Exercise helps your body release endorphins, the feel-good hormones. Exercising for at least 35 minutes a day, five days a week, can improve symptoms of mild to moderate depression. It may also help treat more severe forms of depression. In another study, four weeks of aerobic training were found to improve symptoms of depression.

  1. Get your hands dirty in order to get a mood lift

According to a study with mice, a certain type of bacteria found in dirt (Mycobacterium vaccae) may enhance the production of serotonin. Serotonin, in turn, helps decrease the symptoms of depression.

Bacteria found in fermented foods, such as yogurt, can also enhance moods by reducing anxiety and potentially improving symptoms of depression.

  1. Don’t overschedule

If you can only accomplish one or two tasks, that’s fine. Congratulate yourself for every task or goal you complete, no matter how small. That will help improve your confidence and sense of motivation.

  1. Avoid negativity

Whether it’s reading the news or surfing the internet, talking to people who leave you feeling drained and negative, or revisiting sad topics, they can all have an impact on your mood and motivation. Instead, focus on feelings of gratitude. Read uplifting content and surround yourself with positive people.

  1. Stick to a routine

Write down your routine, stick it on the wall or somewhere you will see it, and use check marks when you have completed tasks. The sense of having accomplished daily tasks will promote a sense of well-being and inspire you to aim higher each day.

You could also keep a journal as part of your routine. Journals are a good place to dispose of negative thoughts and make room for the positive.

  1. Socialize

Choose positive relationships and encouraging people to socialize with and when you feel up for it, give volunteering a chance. Helping someone in need will improve your mood and increase your motivation to get out of bed the next day.

  1. Create a support network

Have a support network on standby for when your motivation runs out and you feel overwhelmed. Choose people you feel comfortable talking to and who can help provide encouragement.

  1. Get enough sleep

Depression can be physically draining. Sleeping too much or too little affects your mood. Aim for eight hours a day.

Depression and motivation

Lack of motivation is a symptom of depression, but it may be caused by something else. For example, you may lack motivation if you are having difficulties coping with an issue in your life or if you are experiencing something that affects your self-confidence.

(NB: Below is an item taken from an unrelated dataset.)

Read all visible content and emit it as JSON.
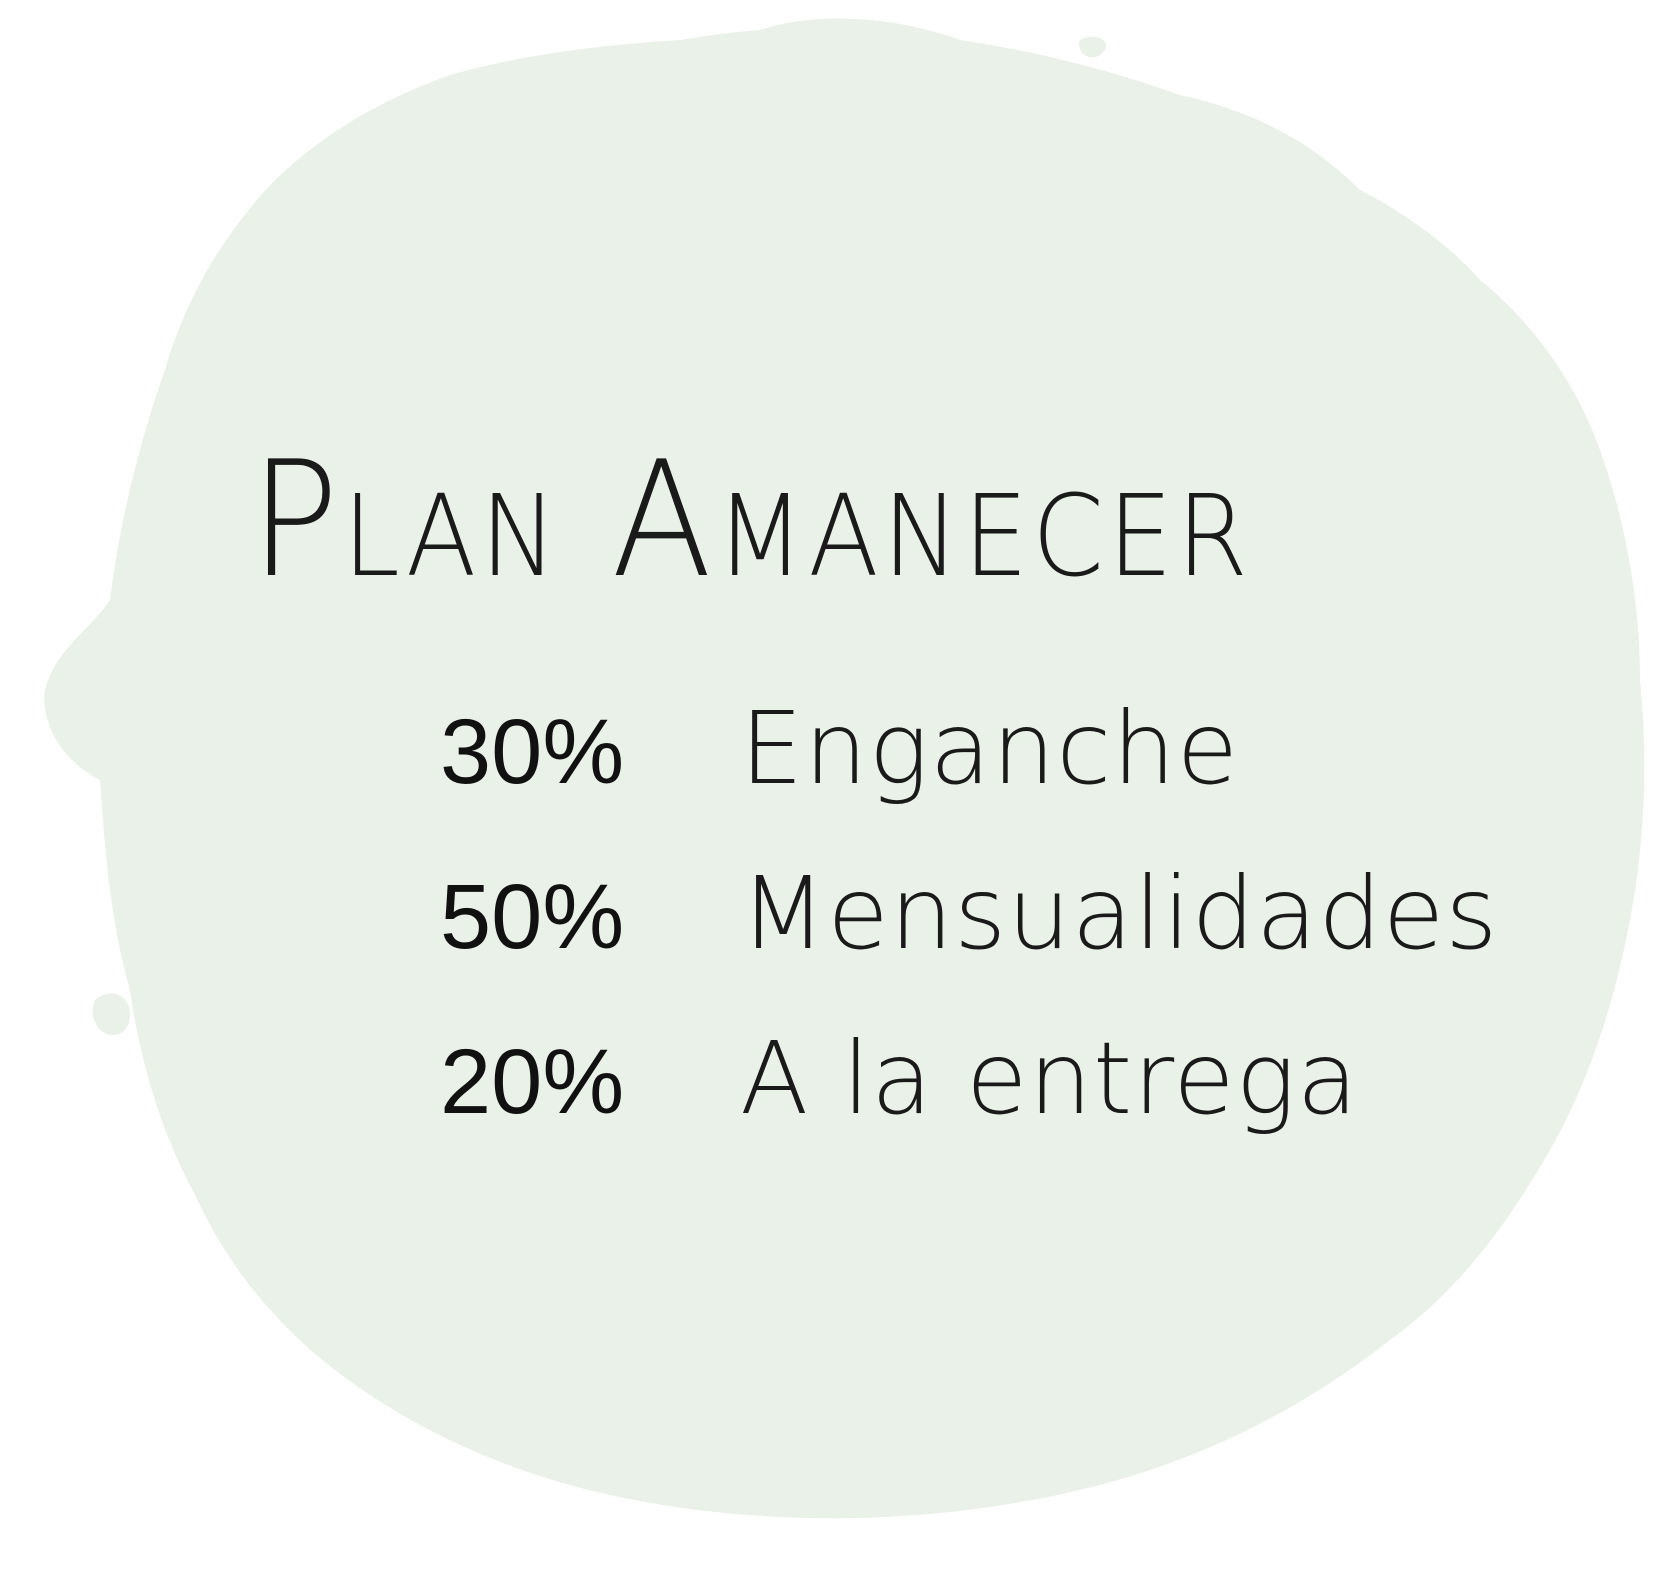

If depression is responsible for your lack of motivation, you may find that your level of motivation is directly related to how depressed you are feeling. If you or a loved one is feeling a lack of motivation due to depression, there are ways to help improve the situation.

It may seem hard at first, but persistence will help feed the growing sense of motivation, and you will find that over time it becomes easier to get up and do things.

Seek help

When to seek help

If your mood and motivation do not improve, talk to your doctor. If you are already taking medication, your doctor might reassess your treatment.

Treatment for depression might include a combination of psychotherapy and medication. Medications may include:

  • selective serotonin reuptake inhibitors
  • serotonin-norepinephrine reuptake inhibitors
  • norepinephrine-dopamine reuptake inhibitors
  • tricyclic antidepressants
  • monoamine oxidase inhibitors

Some antidepressants might increase your risk of suicidal thoughts. If you or someone you know is experiencing suicidal thoughts, please call the Nation Suicide Prevention Lifeline at 1-800-273-8255 right away and get in touch with your doctor as soon as possible.


If you or a loved one is suffering from depression, you may have difficulty feeling motivated. Psychotherapy and medication may help, but you can also practice some self-help techniques:

  • celebrate small victories
  • do your best to think positively
  • routines can help you feel motivated
  • take things one step at a time, and don’t try to do more than you’re able to

If your lack of motivation is affecting your daily life and your attempts to increase your motivation have not worked, contact your doctor. They are there to help.